An autogyro is an aircraft that uses a freely spinning rotor to produce lift while a separate propeller provides forward thrust. It looks partly like a small airplane and partly like a helicopter, but its rotor is not powered in normal flight. This design mattered because it made slow, stable flight possible before practical helicopters became common.
The autogyro helped engineers understand how rotating wings could safely lift an aircraft.
Key Facts
- In normal flight, the autogyro rotor is unpowered and spins by autorotation.
- Forward thrust comes from a propeller, often mounted at the front or rear of the aircraft.
- Lift on a rotor blade follows L = 1/2 rho v^2 S CL.
- Rotor angular speed is related to blade tip speed by v = omega r.
- Weight balance in steady level flight requires Lift = Weight.
- An autogyro usually cannot hover because its rotor is not powered to force air downward while stationary.
Vocabulary
- Autogyro
- An autogyro is an aircraft with an unpowered rotor for lift and a propeller for forward thrust.
- Autorotation
- Autorotation is the spinning of rotor blades caused by airflow passing upward through the rotor disk.
- Rotor disk
- The rotor disk is the circular area swept out by the rotating rotor blades.
- Thrust
- Thrust is the forward force produced by a propeller or engine that moves an aircraft through the air.
- Lift
- Lift is the upward aerodynamic force that supports an aircraft against gravity.
Common Mistakes to Avoid
- Thinking the autogyro rotor is powered like a helicopter rotor is wrong because, in normal flight, the rotor spins freely due to airflow.
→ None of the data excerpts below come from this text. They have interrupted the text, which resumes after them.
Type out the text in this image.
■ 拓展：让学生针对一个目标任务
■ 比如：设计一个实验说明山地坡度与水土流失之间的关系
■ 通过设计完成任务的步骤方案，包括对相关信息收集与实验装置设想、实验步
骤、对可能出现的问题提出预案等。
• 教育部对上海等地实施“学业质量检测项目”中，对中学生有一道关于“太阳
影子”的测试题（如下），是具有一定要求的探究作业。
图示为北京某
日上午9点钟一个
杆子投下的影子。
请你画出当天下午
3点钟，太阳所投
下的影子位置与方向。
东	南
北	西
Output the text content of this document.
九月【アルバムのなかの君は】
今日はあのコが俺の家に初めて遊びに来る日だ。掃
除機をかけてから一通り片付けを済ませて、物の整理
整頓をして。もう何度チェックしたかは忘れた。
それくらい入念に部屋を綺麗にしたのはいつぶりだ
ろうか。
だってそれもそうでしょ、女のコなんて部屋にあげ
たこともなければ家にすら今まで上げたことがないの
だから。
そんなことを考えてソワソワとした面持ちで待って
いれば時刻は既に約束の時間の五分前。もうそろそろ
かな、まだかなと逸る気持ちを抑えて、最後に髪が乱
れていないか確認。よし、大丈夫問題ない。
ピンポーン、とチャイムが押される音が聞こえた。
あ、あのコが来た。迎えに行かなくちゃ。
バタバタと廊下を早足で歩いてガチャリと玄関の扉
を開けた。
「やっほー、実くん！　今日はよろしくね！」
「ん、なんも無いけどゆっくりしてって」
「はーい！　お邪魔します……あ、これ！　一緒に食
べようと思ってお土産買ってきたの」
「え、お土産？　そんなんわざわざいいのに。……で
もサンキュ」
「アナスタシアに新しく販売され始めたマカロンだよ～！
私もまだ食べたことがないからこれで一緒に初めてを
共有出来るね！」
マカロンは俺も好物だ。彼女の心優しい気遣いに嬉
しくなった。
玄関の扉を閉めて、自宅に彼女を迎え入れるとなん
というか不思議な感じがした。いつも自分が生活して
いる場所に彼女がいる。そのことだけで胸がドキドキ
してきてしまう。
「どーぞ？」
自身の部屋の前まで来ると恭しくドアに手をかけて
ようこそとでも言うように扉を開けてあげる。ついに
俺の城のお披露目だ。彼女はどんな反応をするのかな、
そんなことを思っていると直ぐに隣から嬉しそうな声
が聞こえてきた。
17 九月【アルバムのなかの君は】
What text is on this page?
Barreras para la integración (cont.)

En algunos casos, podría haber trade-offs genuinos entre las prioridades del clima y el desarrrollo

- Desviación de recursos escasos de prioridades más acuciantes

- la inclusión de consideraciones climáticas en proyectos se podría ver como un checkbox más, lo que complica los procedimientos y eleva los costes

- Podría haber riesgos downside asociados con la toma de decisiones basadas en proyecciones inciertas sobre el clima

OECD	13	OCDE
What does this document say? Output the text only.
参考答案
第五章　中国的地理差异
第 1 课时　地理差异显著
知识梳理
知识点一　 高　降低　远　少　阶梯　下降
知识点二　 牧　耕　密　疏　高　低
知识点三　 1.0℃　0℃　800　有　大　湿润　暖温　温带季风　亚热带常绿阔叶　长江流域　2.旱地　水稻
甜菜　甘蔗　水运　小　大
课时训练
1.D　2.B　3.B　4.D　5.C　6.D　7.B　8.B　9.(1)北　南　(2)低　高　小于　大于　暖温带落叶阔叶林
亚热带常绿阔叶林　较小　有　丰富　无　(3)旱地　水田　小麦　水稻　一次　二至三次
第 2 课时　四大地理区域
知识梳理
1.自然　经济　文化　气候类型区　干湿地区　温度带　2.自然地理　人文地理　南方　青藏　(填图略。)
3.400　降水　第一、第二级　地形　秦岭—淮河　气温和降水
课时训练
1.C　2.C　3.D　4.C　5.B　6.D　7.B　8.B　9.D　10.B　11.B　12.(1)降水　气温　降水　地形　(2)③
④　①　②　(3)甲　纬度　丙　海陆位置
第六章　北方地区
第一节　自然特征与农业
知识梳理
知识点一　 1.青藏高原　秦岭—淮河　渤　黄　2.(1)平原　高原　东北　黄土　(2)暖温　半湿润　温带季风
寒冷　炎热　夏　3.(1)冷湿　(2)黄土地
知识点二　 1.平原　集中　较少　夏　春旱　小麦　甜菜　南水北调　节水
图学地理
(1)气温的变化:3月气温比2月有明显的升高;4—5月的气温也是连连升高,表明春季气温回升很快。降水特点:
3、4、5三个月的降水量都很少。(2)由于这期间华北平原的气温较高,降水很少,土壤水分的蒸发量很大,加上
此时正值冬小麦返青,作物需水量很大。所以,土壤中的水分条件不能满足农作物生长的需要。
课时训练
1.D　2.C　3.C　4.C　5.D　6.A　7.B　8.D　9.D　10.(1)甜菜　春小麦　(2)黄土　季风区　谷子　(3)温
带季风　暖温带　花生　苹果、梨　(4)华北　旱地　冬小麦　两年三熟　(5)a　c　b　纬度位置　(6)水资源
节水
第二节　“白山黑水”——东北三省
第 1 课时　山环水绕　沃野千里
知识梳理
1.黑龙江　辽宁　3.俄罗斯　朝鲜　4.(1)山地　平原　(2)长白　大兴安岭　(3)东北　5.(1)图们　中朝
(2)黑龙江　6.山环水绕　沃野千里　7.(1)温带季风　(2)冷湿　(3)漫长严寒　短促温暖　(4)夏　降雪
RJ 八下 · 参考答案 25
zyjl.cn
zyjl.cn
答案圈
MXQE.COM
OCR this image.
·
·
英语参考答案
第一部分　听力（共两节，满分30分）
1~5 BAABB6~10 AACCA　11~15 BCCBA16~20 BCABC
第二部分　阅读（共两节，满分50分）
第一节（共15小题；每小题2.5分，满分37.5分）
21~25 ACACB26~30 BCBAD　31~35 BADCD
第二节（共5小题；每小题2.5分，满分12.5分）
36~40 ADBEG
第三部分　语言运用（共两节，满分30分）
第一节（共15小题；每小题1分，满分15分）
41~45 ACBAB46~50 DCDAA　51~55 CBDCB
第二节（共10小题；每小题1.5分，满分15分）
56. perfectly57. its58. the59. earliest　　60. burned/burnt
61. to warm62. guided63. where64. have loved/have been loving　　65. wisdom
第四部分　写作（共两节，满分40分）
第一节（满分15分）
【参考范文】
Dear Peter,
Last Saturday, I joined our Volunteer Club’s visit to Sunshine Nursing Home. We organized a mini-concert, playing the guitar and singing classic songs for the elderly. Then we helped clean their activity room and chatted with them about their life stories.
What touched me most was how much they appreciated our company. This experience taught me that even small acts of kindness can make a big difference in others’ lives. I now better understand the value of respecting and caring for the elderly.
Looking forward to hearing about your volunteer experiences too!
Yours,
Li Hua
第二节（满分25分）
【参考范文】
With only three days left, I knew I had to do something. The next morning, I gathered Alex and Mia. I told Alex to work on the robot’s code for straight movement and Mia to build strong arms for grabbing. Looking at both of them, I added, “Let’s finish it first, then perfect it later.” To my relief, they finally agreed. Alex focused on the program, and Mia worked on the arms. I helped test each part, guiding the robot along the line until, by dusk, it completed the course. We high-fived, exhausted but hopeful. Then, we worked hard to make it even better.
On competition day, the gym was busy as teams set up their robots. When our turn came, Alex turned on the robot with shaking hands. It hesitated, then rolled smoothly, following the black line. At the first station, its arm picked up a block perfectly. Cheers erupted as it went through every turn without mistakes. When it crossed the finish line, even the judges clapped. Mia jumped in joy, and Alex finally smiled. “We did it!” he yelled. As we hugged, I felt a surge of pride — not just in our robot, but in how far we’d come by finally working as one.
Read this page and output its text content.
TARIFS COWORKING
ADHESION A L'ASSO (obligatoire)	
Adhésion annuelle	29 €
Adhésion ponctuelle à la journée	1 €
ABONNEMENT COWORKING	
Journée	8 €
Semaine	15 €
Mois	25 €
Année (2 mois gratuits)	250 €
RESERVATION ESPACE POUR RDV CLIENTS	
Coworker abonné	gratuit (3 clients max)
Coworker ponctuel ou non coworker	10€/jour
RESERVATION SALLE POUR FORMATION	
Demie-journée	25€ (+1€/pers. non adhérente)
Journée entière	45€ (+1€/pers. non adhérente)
- Assuming an autogyro can hover is wrong because it needs forward motion to keep air flowing through the rotor for autorotation.
- Forgetting that the propeller supplies thrust is wrong because the rotor mainly supplies lift, not forward driving force.
- Treating the rotor like a fixed airplane wing is wrong because each blade moves in a circle and experiences different airflow around the disk.
Practice Questions
- 1 An autogyro has a mass of 600 kg. What lift force is needed for steady level flight? Use g = 9.8 m/s^2.
- 2 A rotor blade tip is 4.0 m from the hub and the rotor spins at 35 rad/s. What is the blade tip speed?
- 3 Explain why an autogyro can keep its rotor spinning in forward flight even though the rotor is not powered.